You can say food delivery is the first wedge into a much larger consumer platform, and that restaurants are really merchant acquisition, riders are logistics infrastructure, and the payment flow is really the beginning of a wallet. Repeat lunch orders are frequency and customer data is credit underwriting.
Basically, you could tell a story about a superapp.

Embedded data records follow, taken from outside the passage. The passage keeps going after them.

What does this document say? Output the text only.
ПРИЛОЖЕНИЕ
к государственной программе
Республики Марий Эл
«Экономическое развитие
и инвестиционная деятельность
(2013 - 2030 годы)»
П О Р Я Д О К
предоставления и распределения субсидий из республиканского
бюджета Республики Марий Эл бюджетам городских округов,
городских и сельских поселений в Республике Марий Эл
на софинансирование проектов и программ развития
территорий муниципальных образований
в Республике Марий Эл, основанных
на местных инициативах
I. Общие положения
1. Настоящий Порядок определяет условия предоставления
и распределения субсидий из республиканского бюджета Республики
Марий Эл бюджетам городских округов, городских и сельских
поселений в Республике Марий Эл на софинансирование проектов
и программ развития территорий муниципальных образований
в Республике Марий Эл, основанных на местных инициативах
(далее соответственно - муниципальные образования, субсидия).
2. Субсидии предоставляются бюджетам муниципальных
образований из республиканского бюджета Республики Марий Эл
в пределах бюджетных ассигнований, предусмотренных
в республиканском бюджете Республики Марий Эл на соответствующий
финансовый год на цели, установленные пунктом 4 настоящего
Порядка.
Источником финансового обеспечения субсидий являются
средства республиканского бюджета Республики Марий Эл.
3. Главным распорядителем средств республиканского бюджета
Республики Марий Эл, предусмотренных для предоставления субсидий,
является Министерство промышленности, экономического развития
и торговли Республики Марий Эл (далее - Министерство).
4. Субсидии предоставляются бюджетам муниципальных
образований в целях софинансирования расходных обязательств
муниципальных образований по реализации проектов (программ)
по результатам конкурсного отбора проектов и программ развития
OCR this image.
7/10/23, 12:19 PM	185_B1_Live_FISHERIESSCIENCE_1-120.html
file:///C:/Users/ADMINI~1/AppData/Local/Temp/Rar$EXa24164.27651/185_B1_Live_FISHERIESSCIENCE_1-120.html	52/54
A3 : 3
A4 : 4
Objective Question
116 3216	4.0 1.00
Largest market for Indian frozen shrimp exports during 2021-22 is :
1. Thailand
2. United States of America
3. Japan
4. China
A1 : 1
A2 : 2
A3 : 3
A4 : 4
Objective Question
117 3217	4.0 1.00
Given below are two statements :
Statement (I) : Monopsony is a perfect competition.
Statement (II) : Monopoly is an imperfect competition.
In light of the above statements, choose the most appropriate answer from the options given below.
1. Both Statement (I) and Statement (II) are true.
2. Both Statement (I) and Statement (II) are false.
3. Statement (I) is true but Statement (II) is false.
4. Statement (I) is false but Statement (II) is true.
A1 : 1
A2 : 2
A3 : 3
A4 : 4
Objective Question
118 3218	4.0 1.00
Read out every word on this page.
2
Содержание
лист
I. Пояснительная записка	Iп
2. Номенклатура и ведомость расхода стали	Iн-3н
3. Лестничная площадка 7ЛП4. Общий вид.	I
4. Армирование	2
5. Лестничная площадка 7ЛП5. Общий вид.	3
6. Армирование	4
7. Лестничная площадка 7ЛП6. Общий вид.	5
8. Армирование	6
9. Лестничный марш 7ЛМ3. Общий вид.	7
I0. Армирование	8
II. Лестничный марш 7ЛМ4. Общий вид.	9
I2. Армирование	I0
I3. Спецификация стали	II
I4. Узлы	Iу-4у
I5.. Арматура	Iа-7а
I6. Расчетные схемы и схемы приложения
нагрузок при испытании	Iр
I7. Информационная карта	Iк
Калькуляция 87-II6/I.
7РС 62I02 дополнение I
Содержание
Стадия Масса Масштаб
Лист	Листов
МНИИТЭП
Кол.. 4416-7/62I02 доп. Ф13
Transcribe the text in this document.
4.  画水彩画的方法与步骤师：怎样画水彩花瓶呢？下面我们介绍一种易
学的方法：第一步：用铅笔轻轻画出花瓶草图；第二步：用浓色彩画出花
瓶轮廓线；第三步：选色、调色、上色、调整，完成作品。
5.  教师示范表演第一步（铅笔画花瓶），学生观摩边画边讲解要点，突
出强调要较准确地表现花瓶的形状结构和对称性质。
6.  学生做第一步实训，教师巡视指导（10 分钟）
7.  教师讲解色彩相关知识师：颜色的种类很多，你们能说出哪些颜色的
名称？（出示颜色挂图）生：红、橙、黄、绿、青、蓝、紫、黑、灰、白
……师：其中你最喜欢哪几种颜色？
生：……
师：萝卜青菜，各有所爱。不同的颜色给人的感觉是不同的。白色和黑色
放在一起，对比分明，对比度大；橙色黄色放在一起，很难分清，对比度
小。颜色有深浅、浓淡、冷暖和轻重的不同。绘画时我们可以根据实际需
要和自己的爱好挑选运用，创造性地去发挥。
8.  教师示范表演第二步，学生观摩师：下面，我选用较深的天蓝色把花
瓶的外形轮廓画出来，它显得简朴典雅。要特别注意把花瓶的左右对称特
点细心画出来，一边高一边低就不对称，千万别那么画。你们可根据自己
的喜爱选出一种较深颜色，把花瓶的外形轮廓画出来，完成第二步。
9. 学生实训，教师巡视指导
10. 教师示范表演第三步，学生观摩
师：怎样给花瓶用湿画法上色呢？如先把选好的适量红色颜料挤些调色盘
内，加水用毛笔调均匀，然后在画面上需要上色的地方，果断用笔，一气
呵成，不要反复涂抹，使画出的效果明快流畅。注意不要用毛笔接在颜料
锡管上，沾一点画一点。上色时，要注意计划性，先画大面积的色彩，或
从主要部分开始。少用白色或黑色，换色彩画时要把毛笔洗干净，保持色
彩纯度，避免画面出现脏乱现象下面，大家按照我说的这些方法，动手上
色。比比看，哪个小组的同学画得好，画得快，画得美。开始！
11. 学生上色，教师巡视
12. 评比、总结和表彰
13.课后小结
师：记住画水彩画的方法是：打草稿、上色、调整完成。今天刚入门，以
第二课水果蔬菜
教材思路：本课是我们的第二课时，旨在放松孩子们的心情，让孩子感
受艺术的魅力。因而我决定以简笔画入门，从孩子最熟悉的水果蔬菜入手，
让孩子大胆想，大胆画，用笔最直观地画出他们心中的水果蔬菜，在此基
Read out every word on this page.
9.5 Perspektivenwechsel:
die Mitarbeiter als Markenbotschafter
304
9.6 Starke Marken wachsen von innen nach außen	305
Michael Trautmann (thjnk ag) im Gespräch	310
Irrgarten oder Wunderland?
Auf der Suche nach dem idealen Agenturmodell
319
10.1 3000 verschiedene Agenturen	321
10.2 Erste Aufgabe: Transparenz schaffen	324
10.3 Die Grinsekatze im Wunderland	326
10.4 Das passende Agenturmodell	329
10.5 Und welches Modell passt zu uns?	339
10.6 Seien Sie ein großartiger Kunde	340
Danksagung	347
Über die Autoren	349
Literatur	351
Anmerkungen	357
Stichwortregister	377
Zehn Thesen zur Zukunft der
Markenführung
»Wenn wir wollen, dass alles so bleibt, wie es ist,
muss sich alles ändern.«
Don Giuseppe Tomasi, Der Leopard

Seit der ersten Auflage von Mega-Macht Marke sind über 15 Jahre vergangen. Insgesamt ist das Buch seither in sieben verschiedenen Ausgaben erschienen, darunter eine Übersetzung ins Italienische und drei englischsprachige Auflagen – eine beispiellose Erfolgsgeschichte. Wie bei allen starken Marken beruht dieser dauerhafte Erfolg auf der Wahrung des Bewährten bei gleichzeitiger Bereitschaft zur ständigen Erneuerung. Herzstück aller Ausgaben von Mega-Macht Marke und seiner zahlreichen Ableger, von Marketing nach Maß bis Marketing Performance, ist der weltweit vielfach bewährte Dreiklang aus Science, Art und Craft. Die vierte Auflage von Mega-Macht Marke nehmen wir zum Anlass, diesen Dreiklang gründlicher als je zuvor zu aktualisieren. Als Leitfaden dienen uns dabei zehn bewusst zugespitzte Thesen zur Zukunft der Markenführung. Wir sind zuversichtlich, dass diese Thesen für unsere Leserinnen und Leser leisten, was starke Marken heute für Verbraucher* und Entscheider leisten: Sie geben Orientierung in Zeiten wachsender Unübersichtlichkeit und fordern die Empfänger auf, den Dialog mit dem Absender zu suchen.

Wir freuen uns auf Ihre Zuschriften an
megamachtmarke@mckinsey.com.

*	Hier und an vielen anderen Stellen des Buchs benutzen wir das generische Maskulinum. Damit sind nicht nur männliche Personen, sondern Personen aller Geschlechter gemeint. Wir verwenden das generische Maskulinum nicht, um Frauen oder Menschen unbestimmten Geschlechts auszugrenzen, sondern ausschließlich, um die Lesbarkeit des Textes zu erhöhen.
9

Super apps are seductive because they turn a difficult first business into a larger constellation of businesses. The first business may have thin margins, difficult customers, operational stress, and unclear profitability. The other businesses improve the story with a theoretically larger addressable market.
Some start from payments, banking, logistics, messaging or even e-commerce. The broad ambition is to own one high-frequency relationship, then stretch it into many others.
There’s nothing better than a look at some of Nigeria’s super app dreams to understand where the next thing is.
GTCO (Habari)
GTBank launched Habari in 2018 as Nigeria’s largest platform for music, shopping, lifestyle content, and more. Segun Agbaje said the app was “less about us as a bank and more about our customers and everything they need to enable their lifestyle.”
GTBank had one of the strongest consumer banking brands in the country, and the thinking was that if fintechs were going to attack the bank from the customer experience point, GTBank could play that game too.
A customer can trust you with their salary and still not want it to be their music app, shopping mall, and cultural companion.
OPay (ORide, OFood, OEverything)
OPay had ORide, OCar, OBus, OFood, OExpress, OMall, OTrade, OKash, and the wallet at various points. OPay was building a Nigerian super app with restaurant delivery, logistics, B2C and B2B commerce, and ride-hailing, all centered around the payment product.
When Lagos restricted motorcycle ride-hailing, OPay got smaller, and well, it’s on its way to an IPO, so we know how that went.
Jumia (Marketplace)
If any African internet company could argue that one activity would reinforce the others, it was Jumia. You could buy an item, pay with JumiaPay, order food, and at some points, book hotels or even find flights.
Yet, all the verticals were spun off until we ended up with this new lean version of Jumia, which has exited, cut, and narrowed its way to this entity that now expects to break even in 2027.
MTN (Ayoba)
MTN had SIM cards, airtime, billing relationships, data, agents, and presence across African markets. It wanted to be an African answer to WhatsApp and WeChat.
Free data can make people try an app, but can it make people move their church groups, school chats, family arguments, vendor relationships, office gossip, and football banter from WhatsApp? Ayoba has now shut down.
Swoop
Swoop is a food delivery business that does not see itself as a food delivery business. The founder, Niederhoffer, references Kaspi in Kazakhstan and WeChat in China, platforms that turned a single high-frequency consumer behaviour into the rails for everything else. Food delivery is the start, with payments coming next.
“In Africa, there’s no legacy banking infrastructure. Essentially, you’re not competing with credit cards. Those are not popular, and there’s a huge opportunity.” - Niederhoffer
I don’t fault whatever you have to say to raise money.
Each of the four companies above with superapp ambitions started from a stronger position than food delivery.
Swoop’s thesis is that the destination (a payments and financial services layer) is a vacuum waiting to be filled. Of course, startups change their destination and pathways all the time, but this is certainly worth watching.
In any case, Swoop has $7.3 million and a really good story. Game on.